I’ve been reading Rick Rubin’s new book The Creative Act: A Way of Being. Every morning I’ll read a section or a chapter. The reading the other day was about accessing your inner child. Becoming free of what you know (or think you know) about craft. That made me think of James Kolchalka’s controversal letter in The Comics Journal: “Craft is the Enemy.”. I was too young at the time, and had barely made any comics when that debate raged. But I never forgot it. I revisited it this winter as a matter of fact. I wanted to read with fresh eyes.
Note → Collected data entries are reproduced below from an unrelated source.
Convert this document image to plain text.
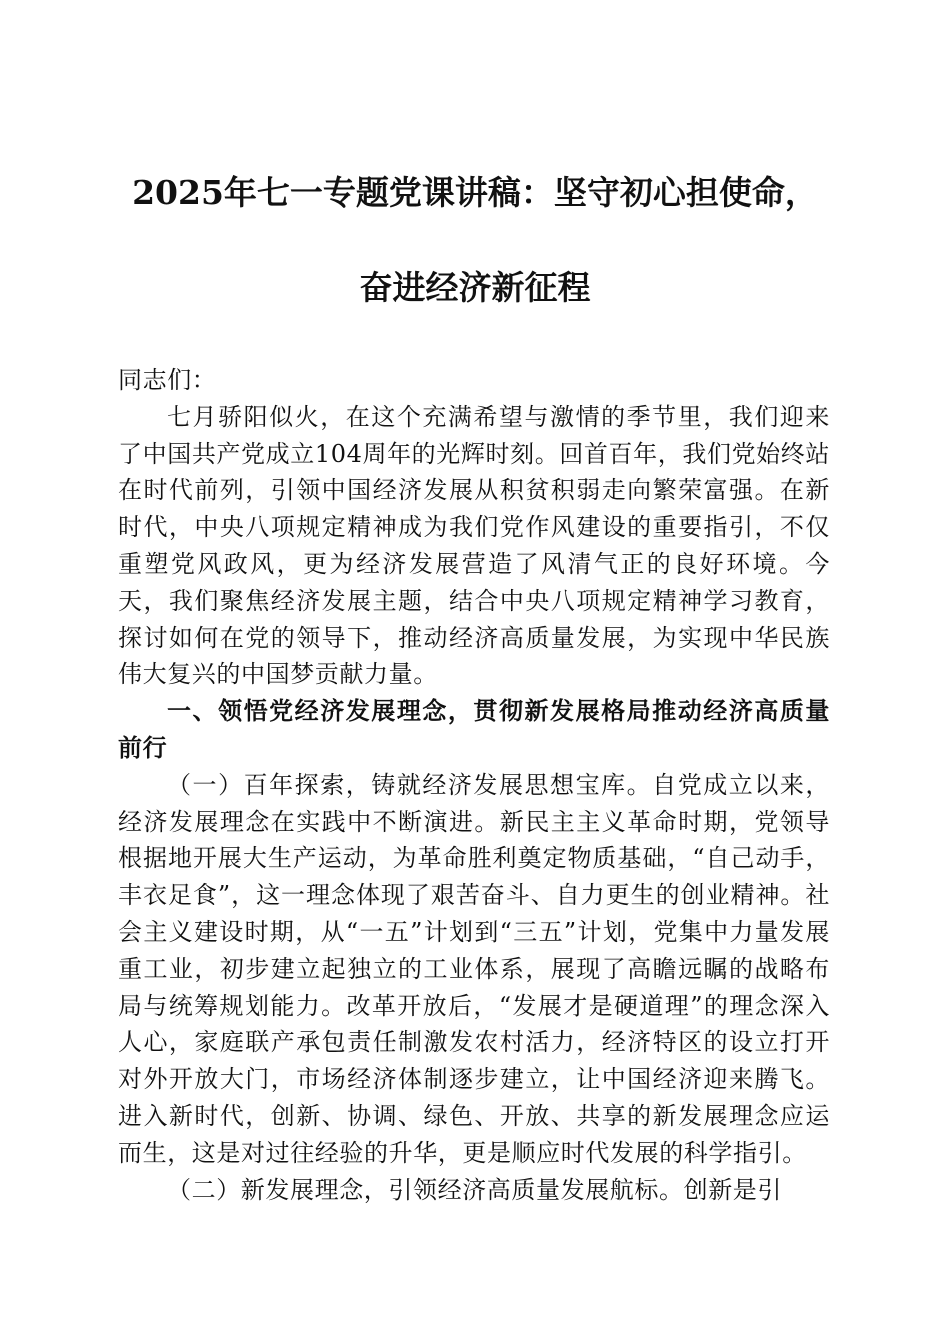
2025年七一专题党课讲稿：坚守初心担使命，
奋进经济新征程

同志们：

七月骄阳似火，在这个充满希望与激情的季节里，我们迎来了中国共产党成立104周年的光辉时刻。回首百年，我们党始终站在时代前列，引领中国经济发展从积贫积弱走向繁荣富强。在新时代，中央八项规定精神成为我们党作风建设的重要指引，不仅重塑党风政风，更为经济发展营造了风清气正的良好环境。今天，我们聚焦经济发展主题，结合中央八项规定精神学习教育，探讨如何在党的领导下，推动经济高质量发展，为实现中华民族伟大复兴的中国梦贡献力量。

一、领悟党经济发展理念，贯彻新发展格局推动经济高质量前行

（一）百年探索，铸就经济发展思想宝库。自党成立以来，经济发展理念在实践中不断演进。新民主主义革命时期，党领导根据地开展大生产运动，为革命胜利奠定物质基础，“自己动手，丰衣足食”，这一理念体现了艰苦奋斗、自力更生的创业精神。社会主义建设时期，从“一五”计划到“三五”计划，党集中力量发展重工业，初步建立起独立的工业体系，展现了高瞻远瞩的战略布局与统筹规划能力。改革开放后，“发展才是硬道理”的理念深入人心，家庭联产承包责任制激发农村活力，经济特区的设立打开对外开放大门，市场经济体制逐步建立，让中国经济迎来腾飞。进入新时代，创新、协调、绿色、开放、共享的新发展理念应运而生，这是对过往经验的升华，更是顺应时代发展的科学指引。

（二）新发展理念，引领经济高质量发展航标。创新是引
I have found myself thinking about stripping all that I know about making marks to get at something…pure? I want to have fun drawing again, like I did when I was a kid. To create a visual language that anyone could understand and is as easy as typing letters on a keyboard.

Nicolas Mahler

I went to MoCCA in 2012 since I was so close in proximity to NYC while I was in Vermont. The team at Fantagraphics invited me to drinks later in the evening. I met up with them at a bar that was full of monks that shushed the crowd every time we got too loud. It sounds annoying but I didn’t mind since it allowed me to have a conversation with Nicolas Mahler. Mahler is one of my favorite cartoonists. His work always resonated with me and I told him how brave he was to work in the his style. He told me something to the effect that “everyone should have as much fun drawing as I do – to be free. It’s no effort at all.”

Ed Emberley

One of the last times I remember enjoying the act of creating a comic was during an assignment at CCS called “the Ed Emberley project”. We all had to draw like Ed Emberley using his seminal instructional book Make a World. I had poured over his book Drawing Book of Halloween when I was a young child. Coming back to his work as an adult was so much fun. It was the best I’ve felt in awhile. I did a mini-comic in one day in his style.

I’ve been thinking about trying something like this again. To let go of what I’ve been hanging on to, and to have fun. It’s so hard to turn off my brain. So back to Rick Rubin’s book, and looking for sustainable ways to turn off your brain and draw. Another cartoonist I admire is Ivan Brunetti, and I have a copy of his book, Cartooning: Philosophy & Practice. There’s an exercise of his in the book to draw 100 random characters as fast as you can. I’m going to try this. See if it unlocks anything in my brain. I look forward to sharing what I discover.